At the same time, Chinese companies that would like to displace their Taiwanese partners are coming to prominence, he added.
Under these circumstances, Taiwan’s economic future cannot rest solely on liberalizing the nation’s relationship with China.
Taipei should beware of “putting all of its eggs in that basket,” he said.
Now director of the Center for Northeast Asian Policy Studies at the Brookings Institution, Bush launched his new book Uncharted Strait: the Future of China-Taiwan Relations.
He said that Taiwan needed to deregulate and improve economic relations with all of its major trading partners.
Bush said that although President Ma Ying-jeou (馬英九) understood that the country had to lift some of its protectionist trade barriers, politically it was extremely tough for him to put new policies into action.
Ma had used some of his political capital and had removed one key barrier involving the import of US beef, Bush said.

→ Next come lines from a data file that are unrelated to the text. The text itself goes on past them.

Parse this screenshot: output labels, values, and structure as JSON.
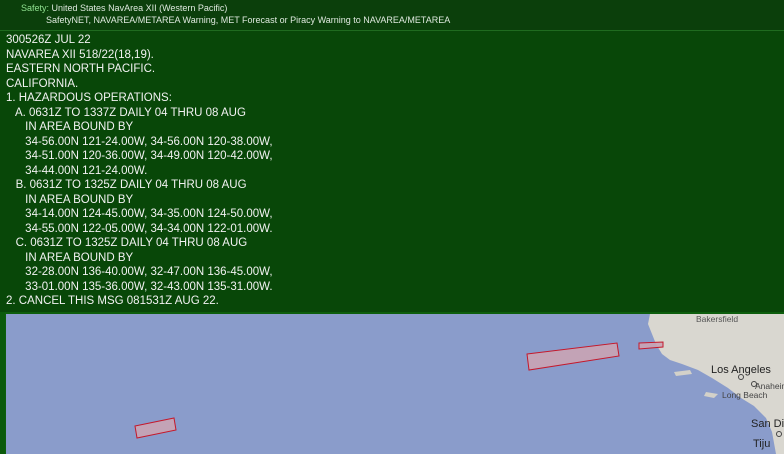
{
  "header": {
    "category_label": "Safety:",
    "area_name": "United States NavArea XII (Western Pacific)",
    "subtitle": "SafetyNET, NAVAREA/METAREA Warning, MET Forecast or Piracy Warning to NAVAREA/METAREA"
  },
  "message": {
    "lines": [
      "300526Z JUL 22",
      "NAVAREA XII 518/22(18,19).",
      "EASTERN NORTH PACIFIC.",
      "CALIFORNIA.",
      "1. HAZARDOUS OPERATIONS:",
      "   A. 0631Z TO 1337Z DAILY 04 THRU 08 AUG",
      "      IN AREA BOUND BY",
      "      34-56.00N 121-24.00W, 34-56.00N 120-38.00W,",
      "      34-51.00N 120-36.00W, 34-49.00N 120-42.00W,",
      "      34-44.00N 121-24.00W.",
      "   B. 0631Z TO 1325Z DAILY 04 THRU 08 AUG",
      "      IN AREA BOUND BY",
      "      34-14.00N 124-45.00W, 34-35.00N 124-50.00W,",
      "      34-55.00N 122-05.00W, 34-34.00N 122-01.00W.",
      "   C. 0631Z TO 1325Z DAILY 04 THRU 08 AUG",
      "      IN AREA BOUND BY",
      "      32-28.00N 136-40.00W, 32-47.00N 136-45.00W,",
      "      33-01.00N 135-36.00W, 32-43.00N 135-31.00W.",
      "2. CANCEL THIS MSG 081531Z AUG 22."
    ]
  },
  "map": {
    "cities": {
      "bakersfield": "Bakersfield",
      "los_angeles": "Los Angeles",
      "anaheim": "Anaheim",
      "long_beach": "Long Beach",
      "san_diego": "San Di",
      "tijuana": "Tiju"
    },
    "colors": {
      "ocean": "#8a9ccb",
      "land": "#d9d7d0",
      "zone_stroke": "#c4182b",
      "zone_fill": "#c9a4b4"
    }
  }
}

“I hope that leads to liberalizing steps between our two countries,” Bush said.
“We all understand how difficult this is to do in Taiwan’s domestic political context, but from a long-term perspective it is essential,” he said.
Bush said that it might be possible for Taipei to reach a separate and independent fisheries agreement with Japan before some kind of general agreement was reached between Beijing and Tokyo over the Diaoyutai Islands (釣魚台), known in Japan as the Senkakus.
“My personal understanding is that the Ma administration would very much like to see a new fisheries agreement with Japan — if only to improve the livelihood of the Taiwan fishermen,” Bush said.
He added that negotiations for such an agreement had gone on for some time and had now been given “a new urgency.”
“I hope that progress can be made soon, because the fishing season is coming. I don’t think that Beijing would be unhappy if Taiwan reached such an agreement,” Bush said.
He said that Taiwan’s agreements “in the economic area” seemed to be “OK” with Beijing.
Bush said that he wanted to “stress the danger” in the current dispute over the Diaoyutai islands.
“Realistic people understand that resolving the territorial dispute is a long way off, and very difficult,” he said.
One solution might center around “some sort of joint development” of the islands’ resources because that would emphasize cooperation, he added.
“The way countries — particularly China — are operating in the vicinity of the islands is worrisome,” Bush said.